Theatre

The Last Bordello

Tron Theatre, Glasgow

Neil Cooper

****

WHEN the curtain opens at the start of David Leddy’s new play for his Fire Exit company in co-production with the Tron, it becomes clear that the six characters in search of an author onstage are as screwed up as the scrumpled programmes the audience have been tempted with at the door.

The scene is apparently a war-torn brothel in Gaza circa 1970, where David Rankine’s horny Palestinian teen Mitri has been sent by his brother to become a man. Ushered into a flamboyant world of madams, maids, harlots and whores of every shape, size, colour and persuasion, Mitri may go willingly, but he soon becomes complicit in his own slow torture.

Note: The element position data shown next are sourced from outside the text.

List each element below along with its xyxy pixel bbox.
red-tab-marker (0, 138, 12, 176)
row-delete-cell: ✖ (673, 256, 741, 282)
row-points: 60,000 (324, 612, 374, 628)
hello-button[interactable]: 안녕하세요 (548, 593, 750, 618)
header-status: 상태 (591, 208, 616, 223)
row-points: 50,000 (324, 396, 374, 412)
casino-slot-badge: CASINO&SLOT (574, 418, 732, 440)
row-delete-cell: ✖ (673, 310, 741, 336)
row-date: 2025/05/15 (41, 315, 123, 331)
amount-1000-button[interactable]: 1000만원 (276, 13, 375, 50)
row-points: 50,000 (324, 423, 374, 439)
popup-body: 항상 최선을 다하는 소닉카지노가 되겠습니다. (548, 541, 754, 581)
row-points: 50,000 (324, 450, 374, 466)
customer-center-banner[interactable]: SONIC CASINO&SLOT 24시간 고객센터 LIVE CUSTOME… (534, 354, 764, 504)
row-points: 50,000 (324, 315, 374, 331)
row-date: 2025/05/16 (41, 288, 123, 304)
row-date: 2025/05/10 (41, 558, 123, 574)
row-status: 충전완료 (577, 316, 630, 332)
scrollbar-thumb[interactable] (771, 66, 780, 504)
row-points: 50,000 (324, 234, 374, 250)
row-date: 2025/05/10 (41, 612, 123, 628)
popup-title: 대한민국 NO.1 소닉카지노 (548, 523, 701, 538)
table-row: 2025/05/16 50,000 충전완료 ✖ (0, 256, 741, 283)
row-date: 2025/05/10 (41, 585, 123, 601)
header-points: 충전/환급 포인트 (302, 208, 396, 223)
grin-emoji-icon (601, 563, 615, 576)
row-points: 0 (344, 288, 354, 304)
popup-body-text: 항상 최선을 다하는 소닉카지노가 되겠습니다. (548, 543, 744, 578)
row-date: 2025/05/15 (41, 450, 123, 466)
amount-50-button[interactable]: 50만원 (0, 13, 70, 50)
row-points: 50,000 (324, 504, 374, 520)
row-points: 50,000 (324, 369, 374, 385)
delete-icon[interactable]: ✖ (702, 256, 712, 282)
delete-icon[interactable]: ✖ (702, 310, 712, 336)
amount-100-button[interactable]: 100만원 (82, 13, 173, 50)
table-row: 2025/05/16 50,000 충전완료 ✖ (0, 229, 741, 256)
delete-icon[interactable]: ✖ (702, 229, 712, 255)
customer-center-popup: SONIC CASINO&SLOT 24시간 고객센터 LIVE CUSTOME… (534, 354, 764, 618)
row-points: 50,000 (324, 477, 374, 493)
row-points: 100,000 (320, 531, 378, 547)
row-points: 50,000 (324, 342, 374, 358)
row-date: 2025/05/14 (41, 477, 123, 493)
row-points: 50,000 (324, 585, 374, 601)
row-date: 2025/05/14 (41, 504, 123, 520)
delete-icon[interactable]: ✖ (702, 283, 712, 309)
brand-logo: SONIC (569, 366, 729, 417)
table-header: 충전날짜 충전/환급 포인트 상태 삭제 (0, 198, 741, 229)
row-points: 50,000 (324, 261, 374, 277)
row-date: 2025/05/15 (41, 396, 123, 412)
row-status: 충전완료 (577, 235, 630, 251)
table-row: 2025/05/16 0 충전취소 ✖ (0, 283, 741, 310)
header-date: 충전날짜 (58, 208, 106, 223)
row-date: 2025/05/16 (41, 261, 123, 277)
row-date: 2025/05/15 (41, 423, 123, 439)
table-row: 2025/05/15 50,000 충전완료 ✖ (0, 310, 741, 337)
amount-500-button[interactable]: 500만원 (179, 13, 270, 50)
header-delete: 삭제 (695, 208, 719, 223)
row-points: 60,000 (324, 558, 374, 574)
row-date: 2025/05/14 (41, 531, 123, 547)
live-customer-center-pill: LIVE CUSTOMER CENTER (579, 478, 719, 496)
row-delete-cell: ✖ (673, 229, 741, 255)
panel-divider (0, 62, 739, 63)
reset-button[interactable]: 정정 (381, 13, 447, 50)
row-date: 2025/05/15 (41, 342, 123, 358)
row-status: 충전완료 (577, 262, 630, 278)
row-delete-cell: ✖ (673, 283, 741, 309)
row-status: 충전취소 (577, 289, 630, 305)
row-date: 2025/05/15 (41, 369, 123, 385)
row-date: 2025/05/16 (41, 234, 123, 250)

With the bombs outside sounding more like muffled depth charges, the sexual revolution may appear to be in full swing, but this is the brothel’s final day, a closing down sale of sorts where anything goes. To entertain Mitri, each takes it in turns to tell their story, so it becomes a parlour room cabaret while they wait on the Godot-like maestro, aka brothel-creeping ex con turned man of letters and unrepentant purveyor of the sacred and profane, Jean Genet. As his spirit haunts the place, so too do possibly second-hand memories of the bordello in Barcelona he made himself at home inside.

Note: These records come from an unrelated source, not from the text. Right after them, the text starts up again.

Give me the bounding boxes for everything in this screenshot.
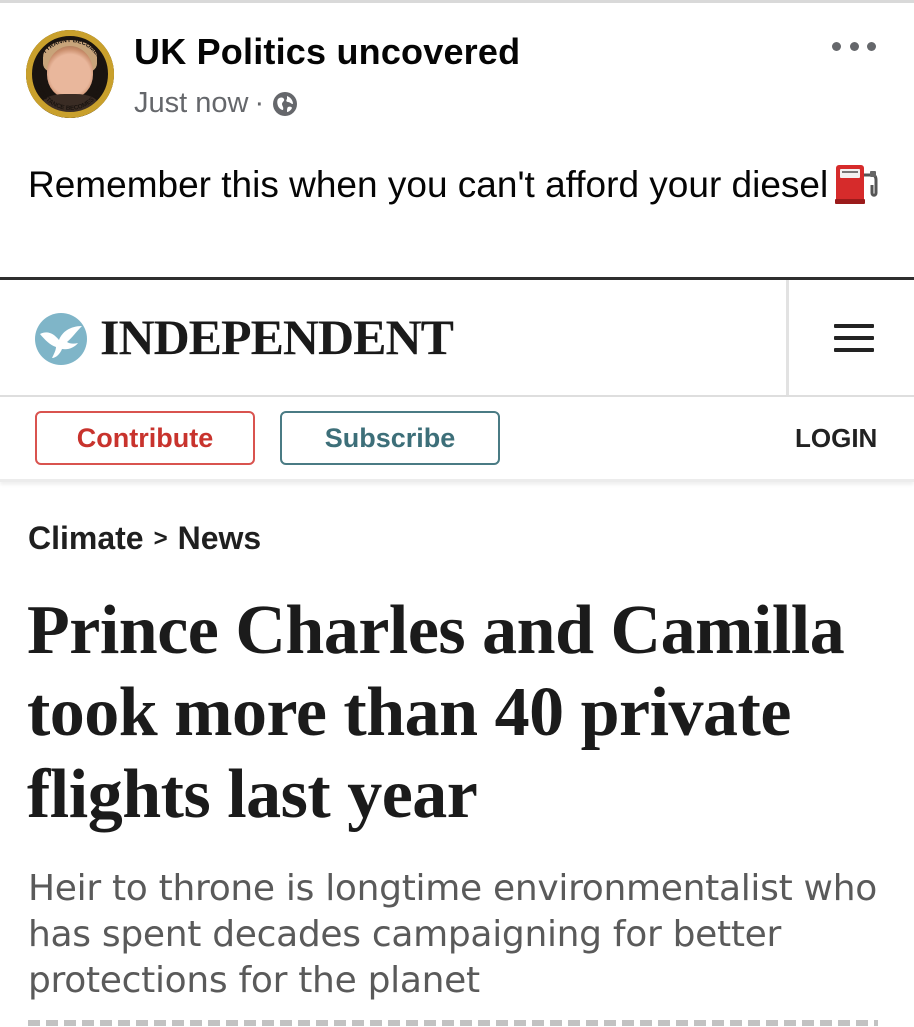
- avatar[interactable]: WHEN TYRANNY BECOMES LAW RESISTANCE BECO…: [26, 30, 114, 118]
- cropped-text-line: [28, 1020, 878, 1026]
- more-dot: [849, 41, 859, 51]
- breadcrumb: Climate > News: [28, 520, 261, 557]
- more-options-icon[interactable]: [832, 36, 876, 56]
- post-text: Remember this when you can't afford your…: [28, 160, 888, 210]
- more-dot: [867, 41, 876, 51]
- independent-header: INDEPENDENT: [0, 280, 914, 397]
- contribute-button[interactable]: Contribute: [35, 411, 255, 465]
- post-caption: Remember this when you can't afford your…: [28, 164, 829, 205]
- globe-icon[interactable]: [272, 91, 298, 117]
- post-header: WHEN TYRANNY BECOMES LAW RESISTANCE BECO…: [0, 0, 914, 140]
- subscribe-button[interactable]: Subscribe: [280, 411, 500, 465]
- avatar-ring-text: WHEN TYRANNY BECOMES LAW RESISTANCE BECO…: [26, 30, 114, 118]
- breadcrumb-subsection[interactable]: News: [178, 520, 262, 557]
- independent-subbar: Contribute Subscribe LOGIN: [0, 397, 914, 482]
- hamburger-menu-icon[interactable]: [834, 324, 876, 354]
- fuel-pump-icon: [835, 165, 878, 204]
- article-headline: Prince Charles and Camilla took more tha…: [27, 592, 845, 833]
- post-timestamp[interactable]: Just now: [134, 87, 248, 120]
- article-standfirst: Heir to throne is longtime environmental…: [28, 868, 877, 1001]
- login-link[interactable]: LOGIN: [795, 423, 877, 454]
- page-name[interactable]: UK Politics uncovered: [134, 31, 520, 73]
- more-dot: [832, 41, 841, 51]
- shared-article-image[interactable]: INDEPENDENT Contribute Subscribe LOGIN C…: [0, 277, 914, 1027]
- eagle-icon: [35, 313, 87, 365]
- post-meta: Just now ·: [134, 87, 298, 120]
- header-divider: [786, 280, 789, 395]
- breadcrumb-section[interactable]: Climate: [28, 520, 144, 557]
- meta-separator: ·: [254, 87, 265, 119]
- breadcrumb-separator: >: [153, 524, 168, 552]
- independent-logo[interactable]: INDEPENDENT: [100, 308, 454, 366]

Leddy’s own production constructs an unhinged Russian doll of a play, where occupants of this self-created republic’s surface sumptuousness try on different identities for size as they shelter from the blast. As Helen McAlpine’s Darling, Vari Sylvester’s Irma, Irene Allan’s Madame, Apphia Campbell’s Virtue and Matthew McVarish’s sailor-suited and tellingly named Fassbinder lead us on towards the big reveal, image is everything in a last-gasp evocation of cracked and corrupted beauty.